Soudain, elle sont là devant nous, à la fois dans la beauté plastique du prêt à porter contemporain mais aussi et surtout dans l'expression fulgurante du désir. Elles titubent plus qu'elles ne marchent. Elles s'aspirent plus qu'elles ne respirent. Elles s'embrassent et s'enlacent sans pudeur aucune. Chevelures blondes, étoffes noires, corps tendus et gestes précis autour des reins. A qui parlent-elles ainsi : à elles mêmes ou au(x) tiers voyeur(s) de la rue. Nous avançons, nous piétinons, nous bafouillons. Instant magique de poésie ou déroute définitive des bataillons d'i.d.Elles sont citoyennes du monde, américaines, suédoises, qu'importe. Le côté savamment calculé de l'accent  maladroit , une madeleine au chocolat entre deux seins. Elles sont "nomades du XXè siècle", "étudiantes à normale-sup" "mobile-phone adeptes" "because future is on the web you see."  Excitation cognitive enchevêtrée au langage des corps. La percée était brillante, la malle au trésor est vide. David relance les dés. De l'art du jeté polysémique. Je rajoute un chant à Maldoror. Elles sont stupides, elles sont spectaculairement réifiées. Elles se quittent. Séparation et perte des repères : la division renvoie au doute. Piètres chevaliers, nous accompagnons la silhouette ersatz d'un corps femelle d'humain « jusqu'à la sécurité marchande"  de son quartier. » Nous manquons encore une fois de clairvoyance :  pourquoi lui demander l'autorisation d'aller boire un dernier verre chez elle?

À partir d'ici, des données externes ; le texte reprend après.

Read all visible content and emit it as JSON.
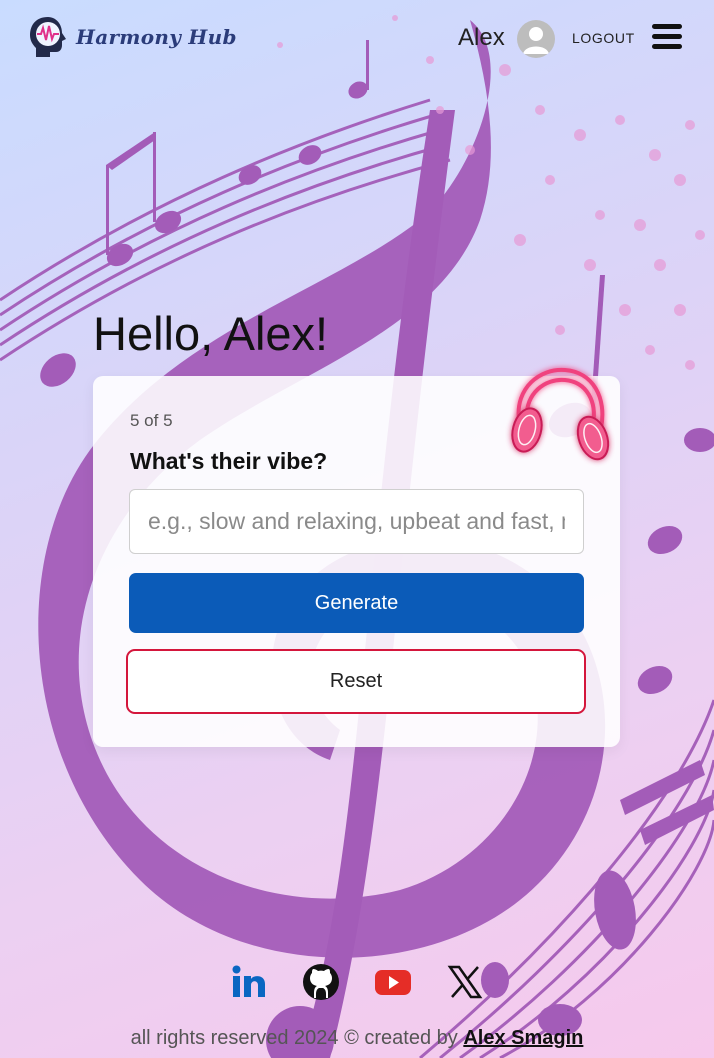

03 h 20. Il pleut et nos repères géographiques sont nuls. Plaisir fugace de la désorientation associée au dérèglement des sens. Jeu : il s'agit de marcher droit devant. Inévitablement le fleuve sera ou ne sera pas. Le rythme de nos pas entraîne celui de nos mots. La vague lancinante de l'alexandrin ou la rythmique guerrière de l'octosyllabe. Débat. Pourquoi toujours des mots plutôt que du silence ?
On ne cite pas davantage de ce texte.